Malaria in humans:: Plasmodium falciparum blood infection levels are linked to chromosome 5q31-q33

Plasmodium falciparum malaria remains a major cause of morbidity and mortality in many tropical countries, especially those in sub-Saharan Africa. Human genetic control of malaria infection is poorly understood; in par ticular, genes controlling P. falciparum blood infection levels remain to be identified. We recently evidenced the existence of complex genetic factors controlling blood infection levels in an urban population living in Burkina Faso.

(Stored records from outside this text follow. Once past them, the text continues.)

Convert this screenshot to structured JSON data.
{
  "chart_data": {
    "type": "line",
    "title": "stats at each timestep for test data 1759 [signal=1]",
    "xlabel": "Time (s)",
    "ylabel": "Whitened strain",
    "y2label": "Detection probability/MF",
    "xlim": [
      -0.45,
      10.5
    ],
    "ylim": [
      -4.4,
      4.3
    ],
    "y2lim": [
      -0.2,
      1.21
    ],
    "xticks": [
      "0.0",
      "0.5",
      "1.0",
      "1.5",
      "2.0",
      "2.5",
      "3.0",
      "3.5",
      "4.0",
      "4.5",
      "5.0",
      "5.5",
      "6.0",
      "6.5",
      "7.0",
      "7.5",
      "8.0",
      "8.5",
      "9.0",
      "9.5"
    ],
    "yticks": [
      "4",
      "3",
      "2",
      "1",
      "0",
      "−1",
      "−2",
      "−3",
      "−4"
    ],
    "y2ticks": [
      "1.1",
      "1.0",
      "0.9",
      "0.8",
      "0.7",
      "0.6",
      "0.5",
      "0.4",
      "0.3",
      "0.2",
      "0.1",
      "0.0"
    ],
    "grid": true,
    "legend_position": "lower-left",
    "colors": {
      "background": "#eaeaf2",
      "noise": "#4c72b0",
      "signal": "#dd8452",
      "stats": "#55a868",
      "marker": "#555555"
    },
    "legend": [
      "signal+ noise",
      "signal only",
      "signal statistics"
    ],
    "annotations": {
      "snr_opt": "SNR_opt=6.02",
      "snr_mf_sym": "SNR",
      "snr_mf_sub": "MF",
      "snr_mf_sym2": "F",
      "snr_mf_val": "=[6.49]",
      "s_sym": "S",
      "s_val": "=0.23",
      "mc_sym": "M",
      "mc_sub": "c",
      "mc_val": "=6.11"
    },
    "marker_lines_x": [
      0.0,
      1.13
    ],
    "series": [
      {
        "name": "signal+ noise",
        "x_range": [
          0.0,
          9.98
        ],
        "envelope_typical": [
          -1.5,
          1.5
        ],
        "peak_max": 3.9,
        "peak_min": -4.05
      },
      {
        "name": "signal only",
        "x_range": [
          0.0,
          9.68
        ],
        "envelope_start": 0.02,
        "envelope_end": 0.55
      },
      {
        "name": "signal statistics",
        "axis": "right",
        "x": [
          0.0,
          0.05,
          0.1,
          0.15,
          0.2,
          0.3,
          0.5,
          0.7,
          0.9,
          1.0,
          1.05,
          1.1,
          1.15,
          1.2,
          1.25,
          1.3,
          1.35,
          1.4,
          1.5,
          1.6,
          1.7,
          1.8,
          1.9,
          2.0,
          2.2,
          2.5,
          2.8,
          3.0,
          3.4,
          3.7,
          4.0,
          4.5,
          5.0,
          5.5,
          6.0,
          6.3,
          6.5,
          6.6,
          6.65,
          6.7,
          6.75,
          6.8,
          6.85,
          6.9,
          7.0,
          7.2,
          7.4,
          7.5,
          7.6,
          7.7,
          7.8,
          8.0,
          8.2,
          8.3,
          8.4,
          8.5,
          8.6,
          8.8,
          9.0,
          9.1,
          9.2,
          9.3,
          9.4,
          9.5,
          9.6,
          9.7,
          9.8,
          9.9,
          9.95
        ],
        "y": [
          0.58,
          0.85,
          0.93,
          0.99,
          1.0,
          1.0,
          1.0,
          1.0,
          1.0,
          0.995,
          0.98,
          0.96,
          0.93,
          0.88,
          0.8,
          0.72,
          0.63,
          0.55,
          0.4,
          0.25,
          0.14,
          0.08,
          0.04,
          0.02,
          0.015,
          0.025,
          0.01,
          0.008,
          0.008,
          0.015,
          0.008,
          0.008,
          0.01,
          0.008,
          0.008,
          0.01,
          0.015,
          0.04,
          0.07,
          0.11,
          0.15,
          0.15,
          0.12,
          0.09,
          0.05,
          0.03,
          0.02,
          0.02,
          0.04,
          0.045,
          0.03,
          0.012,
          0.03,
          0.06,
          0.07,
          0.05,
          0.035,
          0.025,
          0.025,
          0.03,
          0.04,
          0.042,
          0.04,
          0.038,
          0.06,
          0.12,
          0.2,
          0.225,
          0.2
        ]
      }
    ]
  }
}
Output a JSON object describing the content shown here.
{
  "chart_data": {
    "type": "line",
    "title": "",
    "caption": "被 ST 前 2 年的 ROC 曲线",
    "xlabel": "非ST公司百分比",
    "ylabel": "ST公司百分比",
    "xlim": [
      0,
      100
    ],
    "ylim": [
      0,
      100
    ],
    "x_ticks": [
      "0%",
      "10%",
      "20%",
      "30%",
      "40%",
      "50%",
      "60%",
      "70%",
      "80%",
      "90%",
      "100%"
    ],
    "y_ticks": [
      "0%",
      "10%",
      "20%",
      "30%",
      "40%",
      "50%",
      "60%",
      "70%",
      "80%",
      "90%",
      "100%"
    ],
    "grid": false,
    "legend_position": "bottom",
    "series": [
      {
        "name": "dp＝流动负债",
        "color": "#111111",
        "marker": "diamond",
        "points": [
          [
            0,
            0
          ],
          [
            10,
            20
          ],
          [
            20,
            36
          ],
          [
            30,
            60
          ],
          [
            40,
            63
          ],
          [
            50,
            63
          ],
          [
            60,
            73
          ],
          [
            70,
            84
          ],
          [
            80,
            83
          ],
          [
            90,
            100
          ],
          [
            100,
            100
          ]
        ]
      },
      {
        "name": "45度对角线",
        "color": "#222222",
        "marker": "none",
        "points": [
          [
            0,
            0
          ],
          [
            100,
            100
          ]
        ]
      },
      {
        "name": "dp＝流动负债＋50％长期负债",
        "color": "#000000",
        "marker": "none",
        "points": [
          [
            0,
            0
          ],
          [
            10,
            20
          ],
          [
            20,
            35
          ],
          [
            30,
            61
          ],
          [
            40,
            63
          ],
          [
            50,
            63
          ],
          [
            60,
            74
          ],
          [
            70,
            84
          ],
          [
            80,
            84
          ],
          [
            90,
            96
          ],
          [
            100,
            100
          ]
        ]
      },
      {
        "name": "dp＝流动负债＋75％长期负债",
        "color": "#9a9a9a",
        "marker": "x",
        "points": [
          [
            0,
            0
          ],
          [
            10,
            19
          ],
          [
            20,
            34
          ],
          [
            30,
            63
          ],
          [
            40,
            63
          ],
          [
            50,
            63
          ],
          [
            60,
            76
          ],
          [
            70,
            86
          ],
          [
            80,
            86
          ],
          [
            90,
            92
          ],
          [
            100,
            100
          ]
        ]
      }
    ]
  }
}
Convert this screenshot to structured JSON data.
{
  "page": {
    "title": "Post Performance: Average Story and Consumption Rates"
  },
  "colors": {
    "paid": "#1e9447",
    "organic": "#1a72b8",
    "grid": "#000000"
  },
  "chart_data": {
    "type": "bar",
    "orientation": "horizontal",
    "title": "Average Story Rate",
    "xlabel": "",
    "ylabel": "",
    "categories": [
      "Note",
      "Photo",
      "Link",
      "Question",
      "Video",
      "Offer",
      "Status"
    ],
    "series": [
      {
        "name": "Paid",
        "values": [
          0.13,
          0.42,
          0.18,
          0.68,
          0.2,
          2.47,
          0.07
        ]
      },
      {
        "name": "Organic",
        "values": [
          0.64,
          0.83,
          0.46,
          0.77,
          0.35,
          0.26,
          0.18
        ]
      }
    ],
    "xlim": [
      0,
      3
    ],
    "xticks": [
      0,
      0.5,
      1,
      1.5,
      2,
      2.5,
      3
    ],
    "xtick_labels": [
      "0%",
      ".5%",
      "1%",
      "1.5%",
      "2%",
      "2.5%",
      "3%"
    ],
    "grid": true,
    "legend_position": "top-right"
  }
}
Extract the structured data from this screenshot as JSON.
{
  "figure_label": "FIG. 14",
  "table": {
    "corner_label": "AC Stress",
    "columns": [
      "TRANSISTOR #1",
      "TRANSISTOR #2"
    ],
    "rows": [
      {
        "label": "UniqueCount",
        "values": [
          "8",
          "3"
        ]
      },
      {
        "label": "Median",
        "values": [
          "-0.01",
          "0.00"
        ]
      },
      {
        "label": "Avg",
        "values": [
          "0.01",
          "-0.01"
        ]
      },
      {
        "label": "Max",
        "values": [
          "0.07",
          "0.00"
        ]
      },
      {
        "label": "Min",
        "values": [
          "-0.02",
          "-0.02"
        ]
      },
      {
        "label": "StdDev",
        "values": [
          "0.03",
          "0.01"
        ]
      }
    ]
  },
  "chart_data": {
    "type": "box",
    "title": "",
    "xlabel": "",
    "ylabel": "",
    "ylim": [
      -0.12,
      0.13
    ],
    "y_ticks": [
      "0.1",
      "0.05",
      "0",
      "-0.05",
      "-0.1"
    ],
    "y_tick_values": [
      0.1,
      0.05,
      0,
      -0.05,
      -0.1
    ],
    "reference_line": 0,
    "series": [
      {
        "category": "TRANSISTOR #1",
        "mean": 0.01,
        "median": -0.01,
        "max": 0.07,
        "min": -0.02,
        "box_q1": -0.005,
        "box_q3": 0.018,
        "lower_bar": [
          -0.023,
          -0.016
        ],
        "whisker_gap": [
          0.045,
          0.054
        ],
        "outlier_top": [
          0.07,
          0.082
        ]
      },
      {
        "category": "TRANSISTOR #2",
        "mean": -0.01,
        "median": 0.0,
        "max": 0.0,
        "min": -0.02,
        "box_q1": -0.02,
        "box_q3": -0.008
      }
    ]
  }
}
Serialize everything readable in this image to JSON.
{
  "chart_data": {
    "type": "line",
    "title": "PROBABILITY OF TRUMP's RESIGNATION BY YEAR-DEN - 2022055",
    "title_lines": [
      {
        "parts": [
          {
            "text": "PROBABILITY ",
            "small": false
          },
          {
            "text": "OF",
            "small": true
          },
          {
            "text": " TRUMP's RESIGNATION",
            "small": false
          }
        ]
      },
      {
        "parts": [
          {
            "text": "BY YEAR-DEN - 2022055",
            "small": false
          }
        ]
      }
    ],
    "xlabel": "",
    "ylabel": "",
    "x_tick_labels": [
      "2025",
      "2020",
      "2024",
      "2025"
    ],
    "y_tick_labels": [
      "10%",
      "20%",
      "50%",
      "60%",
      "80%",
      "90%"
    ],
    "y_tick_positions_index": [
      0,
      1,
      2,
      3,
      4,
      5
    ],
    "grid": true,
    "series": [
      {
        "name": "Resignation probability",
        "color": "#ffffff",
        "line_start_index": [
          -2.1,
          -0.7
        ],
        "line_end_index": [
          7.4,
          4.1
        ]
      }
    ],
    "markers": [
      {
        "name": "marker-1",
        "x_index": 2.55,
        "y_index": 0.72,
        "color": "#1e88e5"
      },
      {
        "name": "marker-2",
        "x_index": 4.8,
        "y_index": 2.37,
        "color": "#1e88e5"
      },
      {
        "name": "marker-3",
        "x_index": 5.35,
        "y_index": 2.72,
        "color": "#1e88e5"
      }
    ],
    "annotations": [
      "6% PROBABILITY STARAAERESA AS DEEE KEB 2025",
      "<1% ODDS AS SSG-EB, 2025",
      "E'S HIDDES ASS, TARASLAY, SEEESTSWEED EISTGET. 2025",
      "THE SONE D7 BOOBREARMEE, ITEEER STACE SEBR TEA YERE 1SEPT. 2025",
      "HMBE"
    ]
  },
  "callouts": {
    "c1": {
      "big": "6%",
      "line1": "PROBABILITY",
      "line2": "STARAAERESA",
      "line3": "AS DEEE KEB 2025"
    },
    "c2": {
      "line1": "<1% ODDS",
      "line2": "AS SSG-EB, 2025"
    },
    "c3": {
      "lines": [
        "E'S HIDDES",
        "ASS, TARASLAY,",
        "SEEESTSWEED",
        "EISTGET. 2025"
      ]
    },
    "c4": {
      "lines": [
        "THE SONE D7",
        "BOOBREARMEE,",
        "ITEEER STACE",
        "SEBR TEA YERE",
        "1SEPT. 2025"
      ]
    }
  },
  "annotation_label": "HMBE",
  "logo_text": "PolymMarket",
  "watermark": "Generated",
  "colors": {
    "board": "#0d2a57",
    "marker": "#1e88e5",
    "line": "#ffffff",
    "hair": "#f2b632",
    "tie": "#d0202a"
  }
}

We performed, on 153 sibs from 34 families, sib-pair linkage analyses between blood infection levels and chromosome 5q31-q33, which contains numerous candidate genes encoding immunological molecules. Our results, obtained by means of the two-point Haseman-Elston (HE) method and a nonparametric (NP) approach, show linkage of parasitemia to D5S393 (P = .002) and D5S658 (P = .0004). Multipoint analyses confirmed linkage, with a peak close to D5S658 (P = .0013 and P = .0007 with the HE and NP methods, respectively). The heritability of the locus was .48, according to the two-point results, and .43, according to the multipoint results; this indicates that its variation accounted for similar to 45 % of the variance of blood infection levels and that the locus plays a central role in the control of parasitemia. The identification of the gene is, therefore, of major interest in understanding the mechanisms controlling P. falciparum parasitemia.